Conciliant n’avait pas grand-chose à dire, mais pour le peu que c’était, il le dit sans ambages : « Un homme véritab’ passerait jamais les menottes à un ami. J’vais monter à la maison et t’signer tes papiers d’compagnon. J’veux pas de toi dans ma forge ni sous mon toit une nuit d’plusse. » Il laissa Alvin tout seul devant la forgerie.
Il n’était pas parti depuis cinq minutes qu’Horace Guester arrivait.
« Allons-y, fit-il.
— Non, dit Alvin. Pas ’core. Ils peuvent nous voir venir. Ils le diront au shérif, s’ils sont suivis.
— Y a pas l’choix. Faut pas perdre leur piste.
— Vous connaissez un peu c’que j’suis et c’que j’peux faire, dit Alvin. En ce moment même, j’vois où ils sont. Ils feront pas plus d’un mille de l’aut’ côté de l’Hio avant de s’endormir.
— Tu peux faire ça ?
— J’connais c’qui s’passe dans les genses quand ils ont envie de dormir.

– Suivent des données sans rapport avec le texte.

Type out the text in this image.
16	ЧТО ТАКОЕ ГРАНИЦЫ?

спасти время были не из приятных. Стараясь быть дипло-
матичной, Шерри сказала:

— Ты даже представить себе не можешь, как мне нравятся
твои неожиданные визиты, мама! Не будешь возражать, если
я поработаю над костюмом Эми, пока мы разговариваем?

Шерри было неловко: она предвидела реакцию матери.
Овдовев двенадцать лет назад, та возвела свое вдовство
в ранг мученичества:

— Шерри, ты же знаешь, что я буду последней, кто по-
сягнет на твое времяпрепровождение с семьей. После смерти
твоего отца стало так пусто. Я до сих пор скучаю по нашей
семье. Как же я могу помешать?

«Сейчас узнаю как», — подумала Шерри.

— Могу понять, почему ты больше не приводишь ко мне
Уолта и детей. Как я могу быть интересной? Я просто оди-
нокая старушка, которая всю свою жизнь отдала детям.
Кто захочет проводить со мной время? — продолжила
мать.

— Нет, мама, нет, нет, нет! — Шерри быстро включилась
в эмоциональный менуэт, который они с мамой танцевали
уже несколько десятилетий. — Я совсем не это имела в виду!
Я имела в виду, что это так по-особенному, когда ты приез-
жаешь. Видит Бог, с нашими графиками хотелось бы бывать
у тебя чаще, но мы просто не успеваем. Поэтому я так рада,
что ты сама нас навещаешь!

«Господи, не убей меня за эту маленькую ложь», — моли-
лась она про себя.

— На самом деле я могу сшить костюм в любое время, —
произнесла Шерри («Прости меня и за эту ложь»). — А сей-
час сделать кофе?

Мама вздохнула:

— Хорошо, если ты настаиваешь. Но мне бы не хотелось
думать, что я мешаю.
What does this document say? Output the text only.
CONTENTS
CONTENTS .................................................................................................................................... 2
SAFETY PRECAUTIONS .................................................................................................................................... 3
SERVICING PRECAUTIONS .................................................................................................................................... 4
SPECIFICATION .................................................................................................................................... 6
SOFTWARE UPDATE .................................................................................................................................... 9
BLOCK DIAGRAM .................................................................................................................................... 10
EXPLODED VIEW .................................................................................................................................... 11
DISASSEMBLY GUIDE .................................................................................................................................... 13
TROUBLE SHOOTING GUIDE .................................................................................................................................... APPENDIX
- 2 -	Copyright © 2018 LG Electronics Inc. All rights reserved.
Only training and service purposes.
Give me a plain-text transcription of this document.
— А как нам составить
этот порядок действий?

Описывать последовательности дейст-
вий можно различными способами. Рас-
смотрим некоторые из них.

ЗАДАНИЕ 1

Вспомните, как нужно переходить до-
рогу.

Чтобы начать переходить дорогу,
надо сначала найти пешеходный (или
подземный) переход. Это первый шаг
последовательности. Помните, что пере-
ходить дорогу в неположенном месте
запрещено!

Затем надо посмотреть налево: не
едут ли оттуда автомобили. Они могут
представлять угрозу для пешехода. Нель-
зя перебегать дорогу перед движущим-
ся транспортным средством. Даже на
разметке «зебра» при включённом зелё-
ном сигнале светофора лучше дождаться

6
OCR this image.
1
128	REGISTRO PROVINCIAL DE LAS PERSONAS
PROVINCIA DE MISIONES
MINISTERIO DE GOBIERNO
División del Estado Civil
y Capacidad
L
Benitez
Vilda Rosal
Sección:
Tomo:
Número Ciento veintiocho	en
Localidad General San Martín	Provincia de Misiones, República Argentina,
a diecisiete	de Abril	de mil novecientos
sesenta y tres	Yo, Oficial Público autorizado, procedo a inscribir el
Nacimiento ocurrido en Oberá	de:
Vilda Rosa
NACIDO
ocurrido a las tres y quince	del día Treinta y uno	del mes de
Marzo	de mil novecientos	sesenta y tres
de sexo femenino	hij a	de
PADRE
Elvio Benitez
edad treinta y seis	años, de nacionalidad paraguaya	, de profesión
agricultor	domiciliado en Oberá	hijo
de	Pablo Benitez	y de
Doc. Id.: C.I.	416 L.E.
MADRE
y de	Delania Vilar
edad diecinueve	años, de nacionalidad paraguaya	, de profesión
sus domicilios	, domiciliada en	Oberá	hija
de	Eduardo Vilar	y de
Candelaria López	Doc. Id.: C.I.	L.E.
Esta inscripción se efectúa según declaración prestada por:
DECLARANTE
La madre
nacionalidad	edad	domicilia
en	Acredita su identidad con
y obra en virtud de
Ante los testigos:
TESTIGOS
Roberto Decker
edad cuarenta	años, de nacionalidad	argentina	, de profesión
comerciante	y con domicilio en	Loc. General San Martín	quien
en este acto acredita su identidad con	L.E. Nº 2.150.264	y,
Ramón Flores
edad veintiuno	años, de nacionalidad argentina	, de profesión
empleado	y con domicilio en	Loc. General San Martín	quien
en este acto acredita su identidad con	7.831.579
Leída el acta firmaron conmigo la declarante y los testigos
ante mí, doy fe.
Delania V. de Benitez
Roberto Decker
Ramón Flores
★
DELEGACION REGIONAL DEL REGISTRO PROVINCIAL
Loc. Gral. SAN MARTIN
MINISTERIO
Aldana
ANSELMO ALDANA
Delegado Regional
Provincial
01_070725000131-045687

J’peux leur en donner envie à la minute où ils s’ront en Appalachie.
— Pendant qu’tu y es, pourquoi tu les tues pas ?
— J’peux pas.
— C’est pas des hommes ! Ça s’rait pas un meurtre d’les tuer !
— Si, c’est des hommes, dit Alvin. Et puis, si j’les tue, c’est une violation du Traité des Esclaves en fuite.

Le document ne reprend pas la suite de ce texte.